Lee Jin-ho "Suh Hong, savait-elle que cet homme était marié ? C'est la clé... A-t-elle participé délibérément en s'attendant à une procédure judiciaire ?" (Entertainment Back President)

31/12/2025 | Views: 21
[Sports Chosun, journaliste Ko Jae-wan] La chanteuse de trot Sookhaeng s'est retrouvée mêlée à une controverse de procès pour adultère et s'est retirée de l'émission 'Current King of Singers 3' de MBN, à laquelle elle participait.

Le 30, la chaîne YouTube 'Lee Jin-ho Entertainment Behind the Scenes' a révélé les circonstances de cette affaire dans une vidéo intitulée 'Même avec des images de vidéosurveillance... Pourquoi la chanteuse de trot Sookhaeng se sent-elle lésée ?'.
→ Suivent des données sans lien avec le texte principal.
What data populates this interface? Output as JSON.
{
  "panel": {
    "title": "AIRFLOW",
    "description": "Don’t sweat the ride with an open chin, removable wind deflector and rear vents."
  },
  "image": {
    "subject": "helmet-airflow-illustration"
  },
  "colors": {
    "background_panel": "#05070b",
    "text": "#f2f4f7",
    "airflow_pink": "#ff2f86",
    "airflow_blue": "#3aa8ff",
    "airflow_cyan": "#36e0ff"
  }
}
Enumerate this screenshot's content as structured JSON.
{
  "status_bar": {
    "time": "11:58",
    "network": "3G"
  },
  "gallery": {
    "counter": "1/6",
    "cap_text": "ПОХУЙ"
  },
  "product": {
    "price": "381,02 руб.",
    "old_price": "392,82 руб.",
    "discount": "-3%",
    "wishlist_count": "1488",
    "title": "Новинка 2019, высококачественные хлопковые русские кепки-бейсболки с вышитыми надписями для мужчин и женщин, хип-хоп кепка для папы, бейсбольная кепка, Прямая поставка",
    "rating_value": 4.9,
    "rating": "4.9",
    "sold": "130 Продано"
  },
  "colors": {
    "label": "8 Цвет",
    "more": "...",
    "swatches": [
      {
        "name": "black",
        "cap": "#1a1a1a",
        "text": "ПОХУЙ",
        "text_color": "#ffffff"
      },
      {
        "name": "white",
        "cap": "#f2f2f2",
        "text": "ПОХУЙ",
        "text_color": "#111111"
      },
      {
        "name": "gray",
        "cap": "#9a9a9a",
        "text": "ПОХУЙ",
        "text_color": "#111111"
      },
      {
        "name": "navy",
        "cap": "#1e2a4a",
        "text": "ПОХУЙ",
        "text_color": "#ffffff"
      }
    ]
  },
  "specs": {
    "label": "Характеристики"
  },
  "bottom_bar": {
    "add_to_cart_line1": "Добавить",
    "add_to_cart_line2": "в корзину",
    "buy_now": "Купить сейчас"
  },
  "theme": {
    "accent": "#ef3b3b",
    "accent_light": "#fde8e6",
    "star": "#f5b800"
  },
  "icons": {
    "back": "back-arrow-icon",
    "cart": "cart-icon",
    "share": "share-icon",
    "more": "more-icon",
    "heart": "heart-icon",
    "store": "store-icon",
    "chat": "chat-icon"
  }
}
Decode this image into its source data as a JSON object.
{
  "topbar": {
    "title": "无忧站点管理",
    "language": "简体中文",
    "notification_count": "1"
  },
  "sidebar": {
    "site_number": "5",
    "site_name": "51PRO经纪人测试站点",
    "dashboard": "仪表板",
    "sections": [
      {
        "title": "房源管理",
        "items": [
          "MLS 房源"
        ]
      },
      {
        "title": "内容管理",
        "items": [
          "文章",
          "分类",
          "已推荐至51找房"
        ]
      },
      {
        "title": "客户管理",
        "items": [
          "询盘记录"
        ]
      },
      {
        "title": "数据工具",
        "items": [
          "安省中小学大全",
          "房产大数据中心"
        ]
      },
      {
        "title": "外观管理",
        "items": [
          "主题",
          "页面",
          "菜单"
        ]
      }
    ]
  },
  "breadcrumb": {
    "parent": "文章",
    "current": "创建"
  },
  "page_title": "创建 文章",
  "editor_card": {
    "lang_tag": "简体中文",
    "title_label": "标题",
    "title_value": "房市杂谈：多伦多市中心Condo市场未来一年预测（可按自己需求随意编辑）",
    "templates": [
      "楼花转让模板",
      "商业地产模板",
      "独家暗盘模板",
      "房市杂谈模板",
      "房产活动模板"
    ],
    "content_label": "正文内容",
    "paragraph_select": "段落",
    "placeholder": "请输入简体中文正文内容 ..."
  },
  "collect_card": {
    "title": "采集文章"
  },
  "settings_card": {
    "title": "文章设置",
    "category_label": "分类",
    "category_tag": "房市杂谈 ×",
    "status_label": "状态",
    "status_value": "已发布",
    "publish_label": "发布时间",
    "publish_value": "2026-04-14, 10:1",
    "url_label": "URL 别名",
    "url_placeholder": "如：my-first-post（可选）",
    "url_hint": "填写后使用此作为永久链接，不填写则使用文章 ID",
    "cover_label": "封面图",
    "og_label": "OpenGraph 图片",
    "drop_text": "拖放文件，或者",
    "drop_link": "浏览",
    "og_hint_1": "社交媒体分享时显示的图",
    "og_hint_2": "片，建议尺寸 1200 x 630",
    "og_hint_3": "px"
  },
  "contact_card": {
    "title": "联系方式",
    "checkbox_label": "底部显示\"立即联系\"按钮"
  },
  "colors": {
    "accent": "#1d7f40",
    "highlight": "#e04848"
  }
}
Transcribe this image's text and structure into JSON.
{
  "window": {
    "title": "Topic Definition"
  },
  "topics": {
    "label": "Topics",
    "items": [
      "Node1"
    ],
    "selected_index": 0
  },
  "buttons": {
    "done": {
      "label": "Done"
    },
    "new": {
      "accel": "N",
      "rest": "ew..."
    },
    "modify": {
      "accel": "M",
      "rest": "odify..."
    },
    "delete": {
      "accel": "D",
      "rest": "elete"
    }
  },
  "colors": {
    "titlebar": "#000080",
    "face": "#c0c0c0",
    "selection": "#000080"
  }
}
Selon les informations résumées lors de l'émission, une femme, femme au foyer depuis 20 ans, a commencé à douter de l'infidélité de son mari. Elle a constaté que son mari avait annulé un voyage en famille, avait passé des nuits à l'extérieur et avait fugué à plusieurs reprises, et qu'il avait finalement suivi Sookhaeng jusqu'à son lieu de représentation. Elle a affirmé que des vidéos montrant des contacts physiques, tels que des scènes où les deux s'embrassent et s'étreignent, avaient été obtenues via la vidéosurveillance de l'appartement.

L'épouse a contacté directement Sookhaeng mais a reçu la réponse "nous sommes juste amis", et a ensuite été informée que "si vous continuez à me contacter, je porterai plainte via mon agence". Elle a affirmé qu'en réponse à son message "Rendez-moi mon mari", elle avait reçu la réponse "Pourquoi demandez-vous quelqu'un que je n'ai même pas ?". Finalement, l'épouse a officialisé le problème en envoyant une lettre recommandée et a rendu publique cette affaire par le biais de l'émission.

Après la révélation, Sookhaeng a exprimé sa position sur ses réseaux sociaux en une demi-journée. Elle a déclaré : "Je m'excuse sincèrement d'avoir causé de l'inquiétude en raison d'une affaire personnelle récemment révélée", et a ajouté : "Je me retirerai de l'émission à laquelle je participais afin d'éviter d'autres dommages". Elle a ajouté : "Tous les faits seront révélés par le biais de procédures légales ultérieures."

L'argument principal de Sookhaeng est qu'elle est également une 'victime'. Selon l'émission, Sookhaeng a déclaré que l'homme lui avait dit : "ma famille est déjà brisée, et le partage des biens ainsi que le règlement de la pension alimentaire sont également terminés", ne laissant que les procédures légales. Croyant cela, elle a poursuivi la relation, et après avoir réalisé que ce n'était pas vrai, elle y a mis fin.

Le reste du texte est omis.